しかしだからといって、日本人は排他的で、外国人嫌いな国民と一概に言えるだろうか。日本では不況の最中でも海外旅行は活況を呈している。海外の名所旧跡を訪れたい、異文化に触れたいという気持ちを日本人が持っていることは確かで、テレビ番組でも海外の文化や風習をクイズ形式で出題する番組がいくつもある。
つまり、異文化に感心がないのではなく、自分が海外に行くのはよい、しかし外国人が日本に来るのは困るというのだ。これはあまりに身勝手ではないだろうか。(P49)


この論理は滅茶苦茶です。

海外に旅行することと、移民とは比較の対象にはなりません。外国からの旅行客を歓迎するのも、移民を入れるのも、その国の主権の問題です。自国民が海外旅行に出かけるからといって、移民を受け入れる道義的理由はまったくありません。

■欧州の状況

もちろん、外国人を自国に受け入れるには、さまざまな課題を伴う。アメリカやオーストラリアのような移民大国ですら、移民については反対意見や否定的な見方をする人たちも多い。とりわけ不法移民については否定的な意見が強い。しかし、正規の移民受け入れを拒絶するという選択をする国は見当たらない。
これはヨーロッパでも同じだ。EUの拡大によって新メンバーになった東欧諸国から、旧EUメンバーの国々への移動が起こっている。EU諸国以外の中東やアフリカからの移民も多い。様々な問題はあるものの、EUの人々の中には、移民によってもたらされる活力が国の将来の発展につながるという意識が強くある。それは単に労働力の不足を補うためではなく、経済電圧(※)を上げ自国民をも奮い立たせる大きな力になることを知っているからだ。
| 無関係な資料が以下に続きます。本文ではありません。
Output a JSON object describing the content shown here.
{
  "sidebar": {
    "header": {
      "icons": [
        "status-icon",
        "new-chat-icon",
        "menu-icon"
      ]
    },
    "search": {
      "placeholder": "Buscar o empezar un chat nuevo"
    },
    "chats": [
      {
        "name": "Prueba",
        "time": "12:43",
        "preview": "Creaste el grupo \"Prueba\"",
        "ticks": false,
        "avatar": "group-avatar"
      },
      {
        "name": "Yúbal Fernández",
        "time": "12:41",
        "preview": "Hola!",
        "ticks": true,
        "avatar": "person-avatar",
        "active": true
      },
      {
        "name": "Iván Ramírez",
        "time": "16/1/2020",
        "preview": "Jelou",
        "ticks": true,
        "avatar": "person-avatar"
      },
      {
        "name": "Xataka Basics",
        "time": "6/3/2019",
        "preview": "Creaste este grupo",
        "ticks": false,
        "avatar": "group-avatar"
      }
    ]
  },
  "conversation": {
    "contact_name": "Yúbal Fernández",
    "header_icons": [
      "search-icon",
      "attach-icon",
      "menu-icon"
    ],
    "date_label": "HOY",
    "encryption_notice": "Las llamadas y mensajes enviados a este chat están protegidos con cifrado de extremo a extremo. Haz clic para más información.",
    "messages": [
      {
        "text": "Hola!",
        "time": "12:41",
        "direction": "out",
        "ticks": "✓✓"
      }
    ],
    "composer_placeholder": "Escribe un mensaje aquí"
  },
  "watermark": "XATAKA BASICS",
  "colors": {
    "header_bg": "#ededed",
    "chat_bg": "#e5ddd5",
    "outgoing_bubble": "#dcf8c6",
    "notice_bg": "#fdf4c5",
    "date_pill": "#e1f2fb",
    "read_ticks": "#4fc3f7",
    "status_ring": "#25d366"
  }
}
(P19)

※毛受氏の造語で、成長過程の国での富めるものと貧しい者とのギャップを指す。

社会が平等でない方と活力が生まれるから、貧しい層が必要という意見です。毛受氏がそういう意見を持つのは結構ですが、日本では少数意見だと思います。また、EUの人々が毛受氏と同じ意見であるかのように書いていますが、根拠が示されていません。毛受氏の思い込みではないでしょうか。
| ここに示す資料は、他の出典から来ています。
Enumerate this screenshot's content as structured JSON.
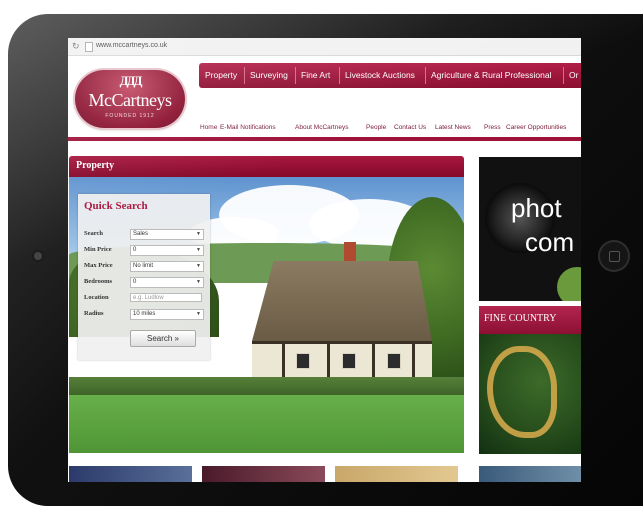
{
  "browser": {
    "url": "www.mccartneys.co.uk"
  },
  "logo": {
    "name": "McCartneys",
    "tagline": "FOUNDED 1912"
  },
  "main_nav": [
    "Property",
    "Surveying",
    "Fine Art",
    "Livestock Auctions",
    "Agriculture & Rural Professional",
    "Or"
  ],
  "sub_nav": [
    "Home",
    "E-Mail Notifications",
    "About McCartneys",
    "People",
    "Contact Us",
    "Latest News",
    "Press",
    "Career Opportunities"
  ],
  "section_title": "Property",
  "quick_search": {
    "title": "Quick Search",
    "fields": [
      {
        "label": "Search",
        "value": "Sales",
        "kind": "select"
      },
      {
        "label": "Min Price",
        "value": "0",
        "kind": "select"
      },
      {
        "label": "Max Price",
        "value": "No limit",
        "kind": "select"
      },
      {
        "label": "Bedrooms",
        "value": "0",
        "kind": "select"
      },
      {
        "label": "Location",
        "placeholder": "e.g. Ludlow",
        "kind": "input"
      },
      {
        "label": "Radius",
        "value": "10 miles",
        "kind": "select"
      }
    ],
    "button": "Search »"
  },
  "promos": [
    {
      "text_line1": "phot",
      "text_line2": "com"
    },
    {
      "title": "FINE COUNTRY"
    }
  ],
  "colors": {
    "brand": "#9e1238",
    "nav_text": "#ffffff",
    "link": "#7a1a35"
  }
}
外国人の受け入れは、日本社会にとって合わせ鏡のようなものである。日本が彼らに対して、積極的に歓迎する姿勢を示し、そのためのサービスを充実させれば、彼らは日本社会に、彼らの持つ能力を最大限に活かして貢献してくれるだろう。しかし日本が逆の対応をとれば、移民問題で苦しむ欧州の一部の国のような状況に陥るだろう。(P121)
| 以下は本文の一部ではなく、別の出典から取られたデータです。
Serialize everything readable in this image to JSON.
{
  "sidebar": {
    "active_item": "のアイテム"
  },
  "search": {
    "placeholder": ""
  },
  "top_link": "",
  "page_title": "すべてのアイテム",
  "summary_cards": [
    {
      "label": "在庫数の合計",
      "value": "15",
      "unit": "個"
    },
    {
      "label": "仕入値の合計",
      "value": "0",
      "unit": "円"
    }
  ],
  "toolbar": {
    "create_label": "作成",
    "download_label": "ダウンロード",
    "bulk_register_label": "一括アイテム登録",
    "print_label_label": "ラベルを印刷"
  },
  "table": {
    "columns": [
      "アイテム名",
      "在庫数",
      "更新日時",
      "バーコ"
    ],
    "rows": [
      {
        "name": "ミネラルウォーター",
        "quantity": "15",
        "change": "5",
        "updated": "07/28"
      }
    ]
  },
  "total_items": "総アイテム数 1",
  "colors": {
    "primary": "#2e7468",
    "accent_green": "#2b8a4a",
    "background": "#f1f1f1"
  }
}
さらっと、欧州の一部の国が移民問題で苦しんでいることを書いていますが、具体的にどの国でどんな問題があるのかを書いていません。これでは、移民受け入れに都合の悪い事実を読者に隠している、としか受け取れません。

■理路整然?

そのように理路整然といくら説明しても、まだまだ日本には外国人受け入れに抵抗を示す排外主義という大きな壁がある。(P177)


これだけ穴の空いたことを言っておいて、みずからを「理路整然」と言い張るのにはあきれかえりました。